I am Strapped

It’s official – I have been strapped:

I am Strapped

It all began with the Nike We Run Jozi 10km race two Sundays ago. I was gutted that I missed the Nike night run through the city of Jozi on 21 March this year (we were out of town) and I vowed to do the next one. From June to August, Megan, my running buddy and I, would meet once a week for a 5km trot. We’d chat, run at a nice, chilled pace and just generally enjoy the urban scenery. Then came our family trip to Geneva and Antibes for The Husband’s cycle race, where I figured I’d stretch myself to 6km since the routes on my doorstep there, were nowhere near as hilly as the routes on my Jozi doorstep, plus I was no longer running at an altitude of 1,600m. Then, in the ten days leading up to the Nike We Run Jozi race, I did two 7km trots and one 8km run. I reckoned I was ready for my first 10km in years.

The Husband proposed that we run the Nike 10km together. I agreed but thought to myself, “there is no way he is going to be able to force himself to stick around at my granny pace.”

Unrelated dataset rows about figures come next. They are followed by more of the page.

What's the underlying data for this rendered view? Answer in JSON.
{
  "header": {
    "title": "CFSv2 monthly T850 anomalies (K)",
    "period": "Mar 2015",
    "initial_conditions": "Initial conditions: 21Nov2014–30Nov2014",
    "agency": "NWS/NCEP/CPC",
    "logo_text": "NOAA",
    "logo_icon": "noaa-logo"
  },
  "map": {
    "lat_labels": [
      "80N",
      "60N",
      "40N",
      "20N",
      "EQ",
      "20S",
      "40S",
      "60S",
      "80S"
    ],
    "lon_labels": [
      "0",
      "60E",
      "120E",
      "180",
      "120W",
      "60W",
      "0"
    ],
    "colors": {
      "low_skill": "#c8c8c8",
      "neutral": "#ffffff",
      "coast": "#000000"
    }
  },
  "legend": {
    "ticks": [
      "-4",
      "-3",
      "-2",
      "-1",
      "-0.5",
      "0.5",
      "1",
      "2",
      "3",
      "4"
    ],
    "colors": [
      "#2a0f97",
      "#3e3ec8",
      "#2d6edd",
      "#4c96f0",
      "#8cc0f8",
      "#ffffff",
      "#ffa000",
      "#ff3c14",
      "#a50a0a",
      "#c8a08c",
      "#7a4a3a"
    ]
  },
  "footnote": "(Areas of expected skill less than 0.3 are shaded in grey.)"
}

Since the race started about 400m from our front door, we arrived on foot a mere 15 minutes before the start and took up a place right at the back of the crowd of 20,000 people. There was a fantastic vibe and lots of up-beat music, interspersed by classic comments by the Nike such as:


We felt like rockstars 🙂

Naturally, we were only able to start moving several minutes after the official start. And then The Husband was off: darting and dodging his way through the crowd of runners, with me trying to keep up with him. Along with the other Type A, gung-ho, superstars taking the race very, very seriously, we jumped over pavement barriers (I am still nursing a HUGE bruise on my inner thigh) and we spread out onto pavements alongside the official race path. In short, we did anything to get ahead and make sure we achieved “our” goal (my granny goal) of finishing in less than 70 minutes. After a while, I realised that a 20,000 person race was not the type of race in which one should get hit up about goals, so I told The Husband I was going to quit trying to keep up with him as he gently and politely elbowed his way past runner after runner. It was just too stressful.

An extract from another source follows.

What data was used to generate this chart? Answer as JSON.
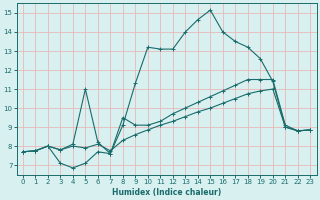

A quick aside on the race: I thought it was amazing. Yes, there were 20,000 people and yes, there were times when it was impossible to run and you had to walk owing to sheer numbers, but considering the number of people, I’m surprised we weren’t forced to walk a whole lot more. Running through the streets of Alex was an incredible, unique experience, as was running along the M1 freeway to the finish. The crowds in Alex were out in full support – cheering, high fiving and helping to hand out water. The experience was marred only by some bigot behind me – the kind of a**hole who makes you embarrassed to be South African – who said:

“That’s right! High five and then you touch your face and then tomorrow you wonder why you’re sick!”


Aside from that incident, the race was great. The Husband very sweetly ran with me the whole way. (He even gently and steadily pushed me up one of the hills at around the 8km mark). And, once the field was a little more spread out and it was easier to run at your chosen pace, he encouraged me to push a little to achieve my goal of an average pace of less than seven minutes per kilometre, which I managed to do.

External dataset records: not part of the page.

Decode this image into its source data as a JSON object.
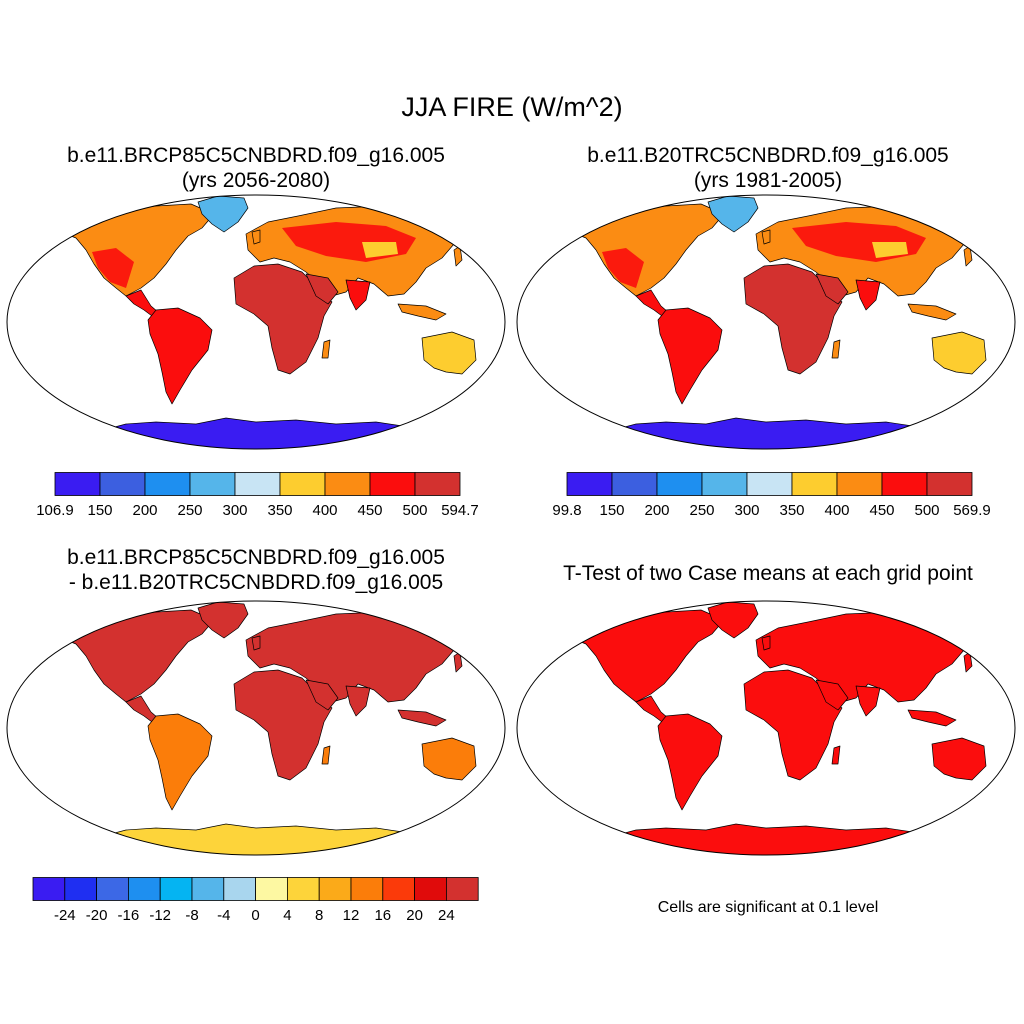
{
  "title": "JJA FIRE (W/m^2)",
  "panels": {
    "p1": {
      "title_line1": "b.e11.BRCP85C5CNBDRD.f09_g16.005",
      "title_line2": "(yrs 2056-2080)",
      "scheme": "mean"
    },
    "p2": {
      "title_line1": "b.e11.B20TRC5CNBDRD.f09_g16.005",
      "title_line2": "(yrs 1981-2005)",
      "scheme": "mean"
    },
    "p3": {
      "title_line1": "b.e11.BRCP85C5CNBDRD.f09_g16.005",
      "title_line2": "- b.e11.B20TRC5CNBDRD.f09_g16.005",
      "scheme": "diff"
    },
    "p4": {
      "title_line1": "T-Test of two Case means at each grid point",
      "scheme": "ttest",
      "note": "Cells are significant at 0.1 level"
    }
  },
  "colorbars": {
    "cb1": {
      "labels": [
        "106.9",
        "150",
        "200",
        "250",
        "300",
        "350",
        "400",
        "450",
        "500",
        "594.7"
      ],
      "colors": [
        "#3a1cf2",
        "#3c5fe0",
        "#1e8ff0",
        "#55b5ea",
        "#c8e4f4",
        "#fdcd2f",
        "#fb8c13",
        "#fb0d0d",
        "#d3312f"
      ]
    },
    "cb2": {
      "labels": [
        "99.8",
        "150",
        "200",
        "250",
        "300",
        "350",
        "400",
        "450",
        "500",
        "569.9"
      ],
      "colors": [
        "#3a1cf2",
        "#3c5fe0",
        "#1e8ff0",
        "#55b5ea",
        "#c8e4f4",
        "#fdcd2f",
        "#fb8c13",
        "#fb0d0d",
        "#d3312f"
      ]
    },
    "cb3": {
      "labels": [
        "-24",
        "-20",
        "-16",
        "-12",
        "-8",
        "-4",
        "0",
        "4",
        "8",
        "12",
        "16",
        "20",
        "24"
      ],
      "colors": [
        "#3a1cf2",
        "#1f2ff2",
        "#3c68e6",
        "#1e8ff0",
        "#05b4f2",
        "#55b5ea",
        "#a9d6ee",
        "#fdf8a2",
        "#fdd43a",
        "#fbaa19",
        "#fb7d0a",
        "#fb3a0a",
        "#e00b0b",
        "#d3312f"
      ]
    }
  },
  "colors": {
    "land_mean_base": "#fb8c13",
    "land_mean_hot": "#fb0d0d",
    "land_mean_hottest": "#d3312f",
    "land_mean_cool": "#fdcd2f",
    "ice": "#3a1cf2",
    "greenland": "#55b5ea",
    "diff_base": "#d3312f",
    "diff_mid": "#fb7d0a",
    "diff_antarctica": "#fdd43a",
    "ttest": "#fb0d0d",
    "outline": "#000000"
  }
}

Greatness: when even granny pace gets you gold

The Nike race inspired The Husband and he decided that we should run together again that week. I was keen to slip back to a little 5km or 6km trot, but his view on running 5km is that “it takes longer to get dressed”. (I argue that the veracity of that statement depends entirely on how fast you run, but he ignores me.) He wanted us to run no fewer than 10km “otherwise we’re regressing.” Not in the mood to argue, I grudgingly agreed.

And so, three days after the Nike race, we set off on our own 10km run. The Husband picked the route – a route in which the first three kilometres were uphill. As I was puffing and panting along and thinking that I was in hell and that there was still SOOOO much further to go, the conversation went like this:

The Husband: “So… what’s your goal?”

Me: (Cough, splutter, gasping for air and glaring at him). “I don’t have a goal.”

The Husband: “No. I mean, why do you want to run 10km?”

Me: “I don’t want to run 10km! You want to run 10km!”

And that was the end of the conversation.

As it turns out, I made a slight but critical error of judgement when it came to directions and, as a result, we wound up running no fewer than 11.3km. It was actually fine, because we stuck to my granny pace. The only problem was that four days later, I woke up to a very odd pain on the side of my knee.

Luckily it has turned out not to be serious at all but the physio has advised me not to run more than 5km for now, until I strengthen my weak inner thigh muscles which are not adequately supporting my knee (or something…)

When I told The Husband that we should have gradually built up our mileage, he replied:

“We did. We ran 10km and then we ran 11km.”

Next stop: the Soweto 10km on 4 November.